By the late 1800s, the next generation of Lehmans began to enter the firm, including Meyer H. (son of Henry Lehman) and Arthur, Sigmund M., and Herbert H. (sons of Mayer Lehman). Emanuel’s son Philip joined the firm as a partner in 1885 and directed Lehman Brothers from 1901 to 1925. While Lehman Brothers increased its number of employees, until the 1920s only male members of the Lehman family could become partners. In 1924, John M. Hancock joined the partnership as the first non-family member. Like other Lehman partners, Hancock served on the boards of many of the firm’s clients.
Under Philip Lehman’s leadership, Lehman Brothers made the transition into an investment banking house. The firm joined the New York Stock Exchange in 1887, situating the business in the heart of the country’s financial market. By the early twentieth century, securities in the form of stock became the preferred way of raising capital, and Lehman Brothers issued its first public stock offering for the International Steam Pump Company in 1899. “Underwriting was a potential means of transforming Lehman Brothers from an old commodities brokerage trading mainly in cotton—a product that in the United States was no longer as lucrative as it used to be—into a modern ‘house of issue,’” author Peter Chapman notes in his history of Lehman Brothers.[7] By 1912, the Montgomery enterprise of Lehman, Durr & Co., which traded in cotton, proved no longer profitable, and that part of the firm was dissolved.
Philip Lehman partnered with his friend Henry Goldman, and together Lehman Brothers and Goldman Sachs issued a number of securities. General Cigar Company, Inc. and Sears, Roebuck & Co. were among their early underwriting ventures. J. P. Morgan and other established banks that had a hold on heavy industries like steel and railroads were reluctant to invest in riskier emerging fields such as retail—leaving an opening for smaller family firms like Lehman Brothers. “In an era when no self-respecting private banker would deign to back retail stores, textile manufacturers, clothing or cigarette makers—to say nothing of the indignity of mail-order houses and five-and-ten operations—Philip Lehman led his cousins directly into such businesses with quickly profitable results,” Stephen Birmingham writes in “Our Crowd”: The Great Jewish Families of New York.[8]

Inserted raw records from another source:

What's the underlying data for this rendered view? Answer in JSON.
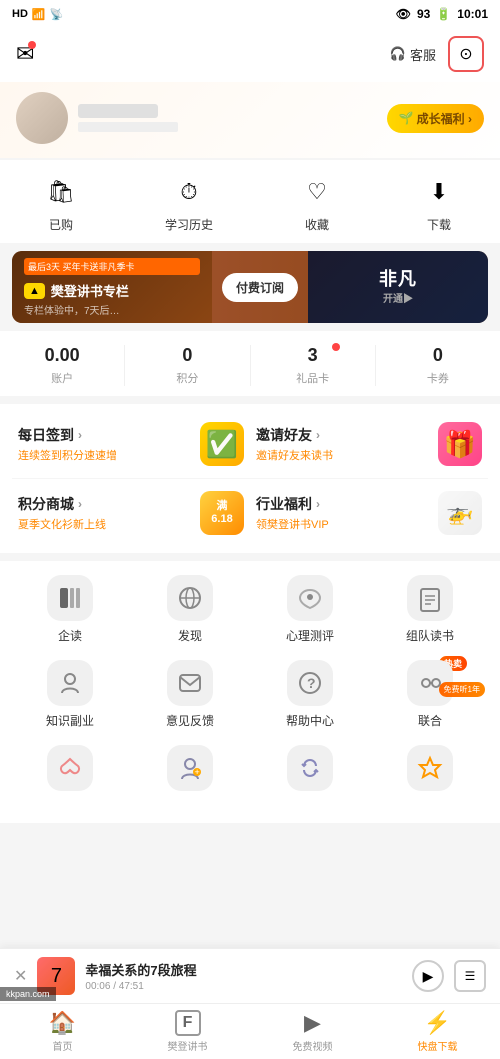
{
  "statusBar": {
    "left": "HD 4G",
    "battery": "93",
    "time": "10:01"
  },
  "header": {
    "kefu": "客服",
    "settings": "⚙"
  },
  "profile": {
    "growthBtn": "成长福利 ›"
  },
  "quickIcons": [
    {
      "id": "yigou",
      "icon": "🛍",
      "label": "已购"
    },
    {
      "id": "xuexilishi",
      "icon": "⏱",
      "label": "学习历史"
    },
    {
      "id": "shoucang",
      "icon": "♡",
      "label": "收藏"
    },
    {
      "id": "xiazai",
      "icon": "⬇",
      "label": "下载"
    }
  ],
  "promo": {
    "tag": "最后3天 买年卡送非凡季卡",
    "title": "樊登讲书专栏",
    "sub": "专栏体验中，7天后…",
    "btn": "付费订阅",
    "rightTitle": "非凡",
    "rightSub": "开通▶"
  },
  "stats": [
    {
      "value": "0.00",
      "label": "账户"
    },
    {
      "value": "0",
      "label": "积分"
    },
    {
      "value": "3",
      "label": "礼品卡",
      "dot": true
    },
    {
      "value": "0",
      "label": "卡券"
    }
  ],
  "actionCards": [
    {
      "left": {
        "title": "每日签到",
        "arrow": "›",
        "sub": "连续签到积分速速增",
        "iconType": "yellow",
        "icon": "✅"
      },
      "right": {
        "title": "邀请好友",
        "arrow": "›",
        "sub": "邀请好友来读书",
        "iconType": "pink",
        "icon": "🎁"
      }
    },
    {
      "left": {
        "title": "积分商城",
        "arrow": "›",
        "sub": "夏季文化衫新上线",
        "iconType": "blue",
        "icon": "🏅"
      },
      "right": {
        "title": "行业福利",
        "arrow": "›",
        "sub": "领樊登讲书VIP",
        "iconType": "green",
        "icon": "🚁"
      }
    }
  ],
  "features": [
    [
      {
        "id": "qidu",
        "icon": "🏢",
        "label": "企读",
        "badge": null
      },
      {
        "id": "faxian",
        "icon": "🪐",
        "label": "发现",
        "badge": null
      },
      {
        "id": "xinli",
        "icon": "🧠",
        "label": "心理测评",
        "badge": null
      },
      {
        "id": "zudu",
        "icon": "📖",
        "label": "组队读书",
        "badge": null
      }
    ],
    [
      {
        "id": "zhishi",
        "icon": "🎓",
        "label": "知识副业",
        "badge": null
      },
      {
        "id": "yijian",
        "icon": "✉",
        "label": "意见反馈",
        "badge": null
      },
      {
        "id": "bangzhu",
        "icon": "❓",
        "label": "帮助中心",
        "badge": null
      },
      {
        "id": "lianhe",
        "icon": "🤝",
        "label": "联合",
        "badge": "热卖",
        "freebadge": "免费听1年"
      }
    ],
    [
      {
        "id": "item9",
        "icon": "🌸",
        "label": "",
        "badge": null
      },
      {
        "id": "item10",
        "icon": "👤",
        "label": "",
        "badge": null
      },
      {
        "id": "item11",
        "icon": "🔄",
        "label": "",
        "badge": null
      },
      {
        "id": "item12",
        "icon": "⭐",
        "label": "",
        "badge": null
      }
    ]
  ],
  "player": {
    "close": "✕",
    "title": "幸福关系的7段旅程",
    "time": "00:06 / 47:51"
  },
  "bottomNav": [
    {
      "id": "home",
      "icon": "🏠",
      "label": "首页",
      "active": false
    },
    {
      "id": "fandeng",
      "icon": "F",
      "label": "樊登讲书",
      "active": false
    },
    {
      "id": "video",
      "icon": "▶",
      "label": "免费视频",
      "active": false
    },
    {
      "id": "kuaipan",
      "icon": "⚡",
      "label": "快盘下载",
      "active": true
    }
  ],
  "watermark": "kkpan.com"
}
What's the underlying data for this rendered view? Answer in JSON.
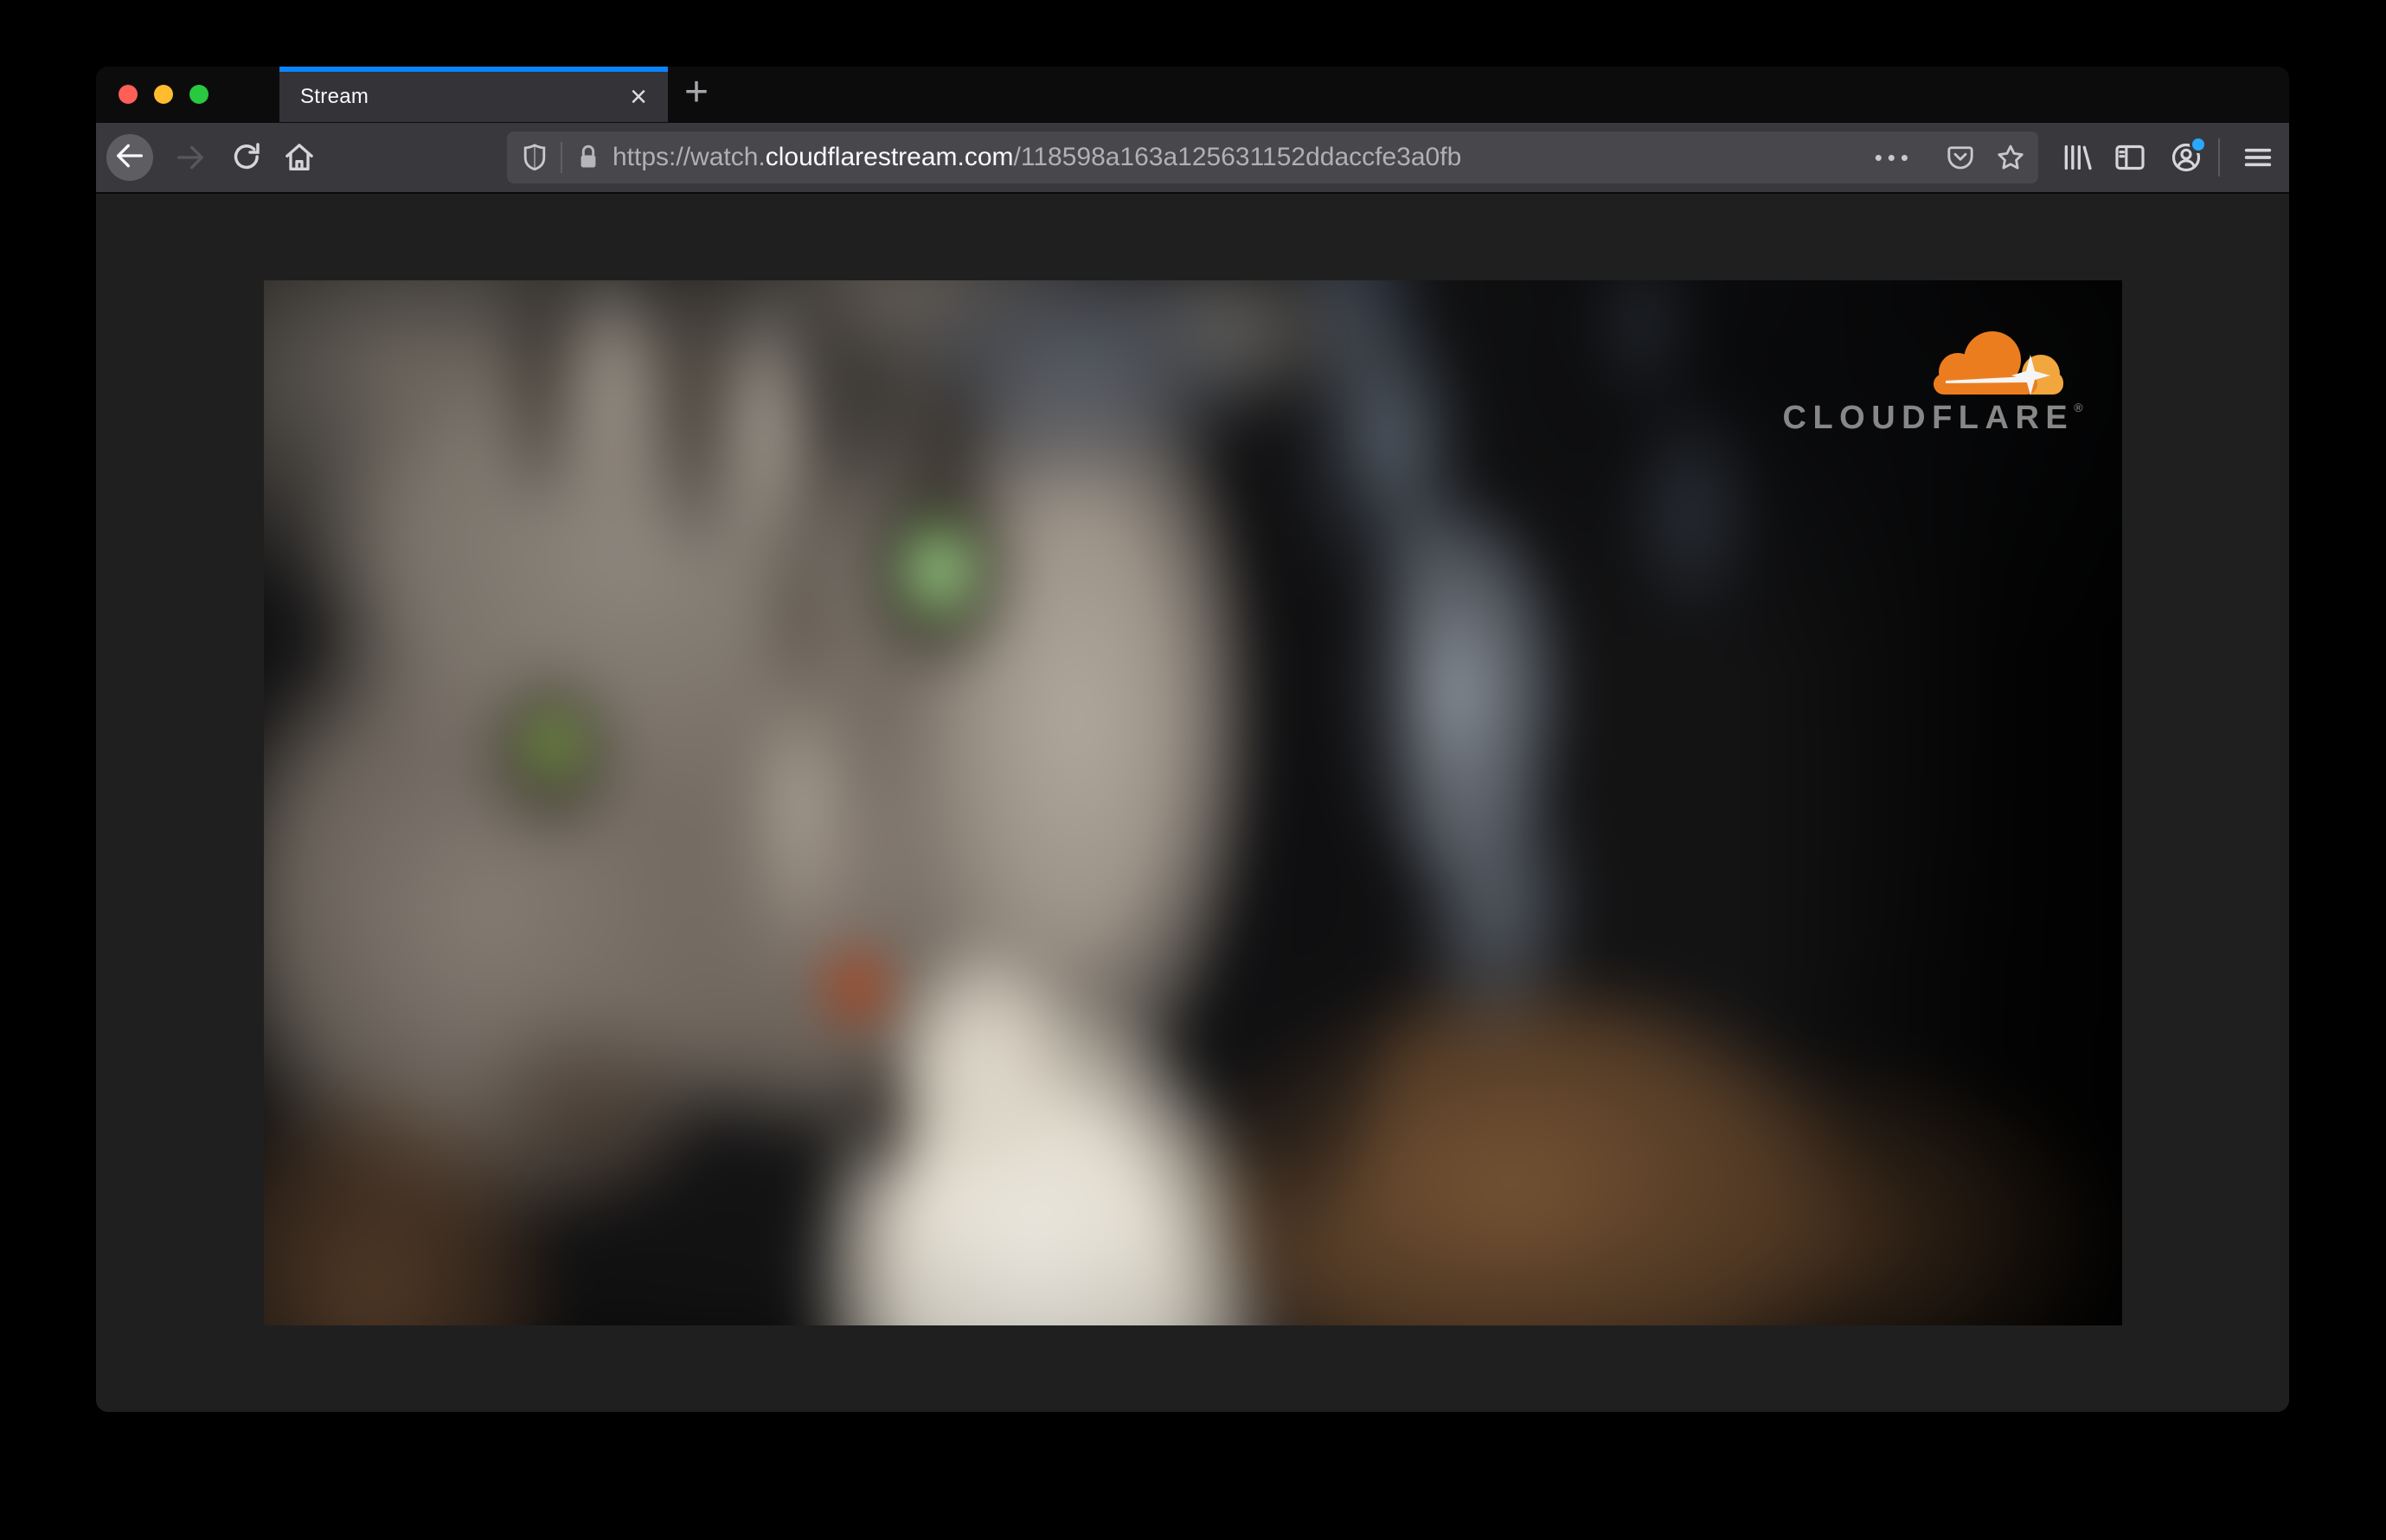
{
  "window_title_bar": {
    "traffic_lights": [
      {
        "name": "close",
        "color": "#ff5f57"
      },
      {
        "name": "minimize",
        "color": "#febc2e"
      },
      {
        "name": "zoom",
        "color": "#28c840"
      }
    ]
  },
  "tab_bar": {
    "active_tab": {
      "title": "Stream",
      "close_glyph": "×"
    },
    "new_tab_glyph": "+",
    "accent_color": "#0a84ff"
  },
  "toolbar": {
    "url": {
      "prefix": "https://watch.",
      "domain": "cloudflarestream.com",
      "path": "/118598a163a125631152ddaccfe3a0fb"
    },
    "page_actions_glyph": "•••"
  },
  "video": {
    "watermark": {
      "wordmark": "CLOUDFLARE",
      "reg": "®",
      "cloud_orange": "#f6821f",
      "cloud_orange_light": "#fbad41"
    }
  }
}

Lehman Brothers went on to underwrite securities for F. W. Woolworth Co., May Department Stores, Gimbel Brothers, Inc., and R. H. Macy & Co. As noted in Lehman Brothers: A Centennial: “Philip Lehman especially was sensitive to the amazing industrial and technological developments [that] unfolded during his lifetime. Until then the emphasis of economic progress had been on production, on opening and developing our continental treasure house. Imperceptibly but surely it was now switching to distribution, in line with a rapid rise of living standards for the population. . . . It was accordingly natural that financial and commercial devises for bringing more products to more people should be developed: department stores, chain stores, mail-order salesmanship, etc.”[9]
Paul M. Mazur, a Harvard-trained economist and partner in Lehman Brothers, helped spearhead the creation of department store groups such as Federated Department Stores, Allied Department Stores, and Interstate Department Stores. In 1927, Mazur published Principles of Organization Applied to Modern Retailing. Commissioned by the National Retail Dry Goods Association in collaboration with Harvard Business School, the book became a standard textbook in business schools.
Lehman Brothers also issued bonds for public utilities and branched into the business of advising on mergers and acquisitions. Within a generation, the firm had made the successful transition from commodities brokers to an investment banking house in the country’s financial capital.
[7] Peter Chapman, The Last of the Imperious Rich: Lehman Brothers 1844–2008 (New York: Portfolio Penguin, 2010), 52.
[8] Stephen Birmingham, “Our Crowd”: The Great Jewish Families of New York (New York: Harper & Row, Publishers, 1967), 361.
[9] A Centennial: Lehman Brothers 1850–1950 (New York: Lehman Brothers, 1950), 27–28.